Gaza (ANTARA) -
Mobil-mobil yang terbakar, rumah-rumah yang hancur, dan noda darah para korban terlihat di jalan-jalan dan lorong-lorong kamp Nuseirat usai pasukan khusus Israel melancarkan operasi militer di kamp tersebut untuk membebaskan empat orang sandera Israel pada Sabtu (8/6).
Saat pasukan Israel memasuki kamp, pesawat-pesawat tempur melancarkan rentetan serangan brutal terhadap puluhan target di dalam kamp itu, yang sebagian besar merupakan rumah warga sipil, ungkap kantor media pemerintah yang dikelola Hamas.
Sedikitnya 274 warga Palestina tewas dan lebih dari 698 lainnya luka-luka akibat operasi militer Israel tersebut, menurut angka yang dirilis oleh otoritas kesehatan yang dikelola Hamas pada Minggu.
"Saya sedang minum secangkir kopi di balkon rumah saya yang menghadap ke jalan. Semuanya normal: orang berlalu lalang dan para pedagang terlihat di jalanan, anak-anak bermain di bawah sinar matahari, tetapi kemudian semuanya berubah dalam sekejap," kenang Othman Zaki, seorang warga di kamp Nuseirat.

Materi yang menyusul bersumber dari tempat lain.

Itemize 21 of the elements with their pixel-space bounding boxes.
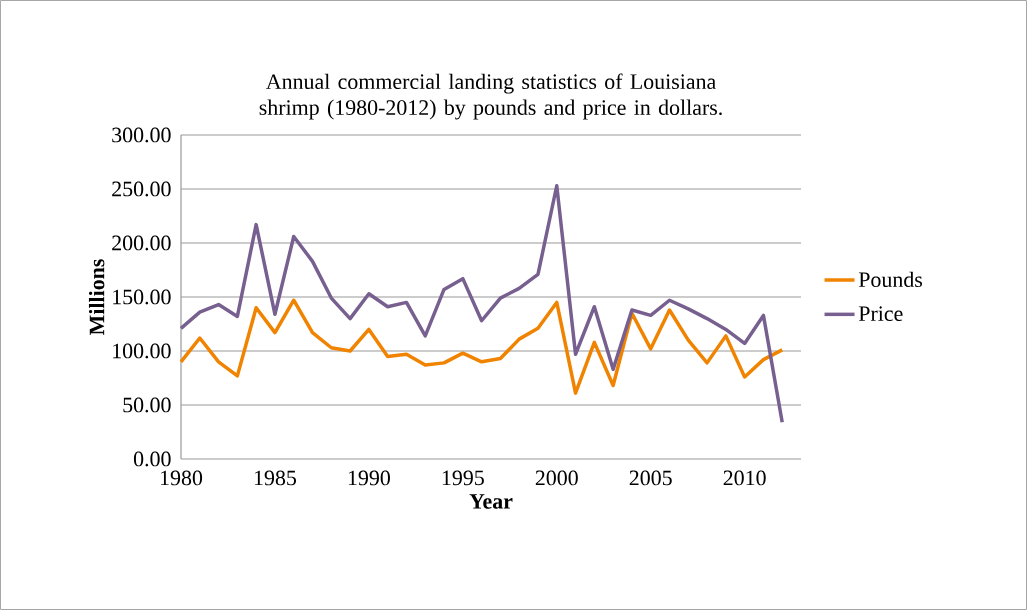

Othamn mengatakan, tiba-tiba pesawat-pesawat Israel mulai mengebom dengan membabi buta ke segala arah.
"Tak seorang pun yang mengerti. Semua orang mulai berlarian tanpa tahu ke mana harus pergi dengan aman," ujar pria berusia 27 tahun itu.
Seorang pria pengungsi Palestina, Ahmed Shaaban, menuturkan, pengeboman yang terus-menerus terjadi begitu cepat.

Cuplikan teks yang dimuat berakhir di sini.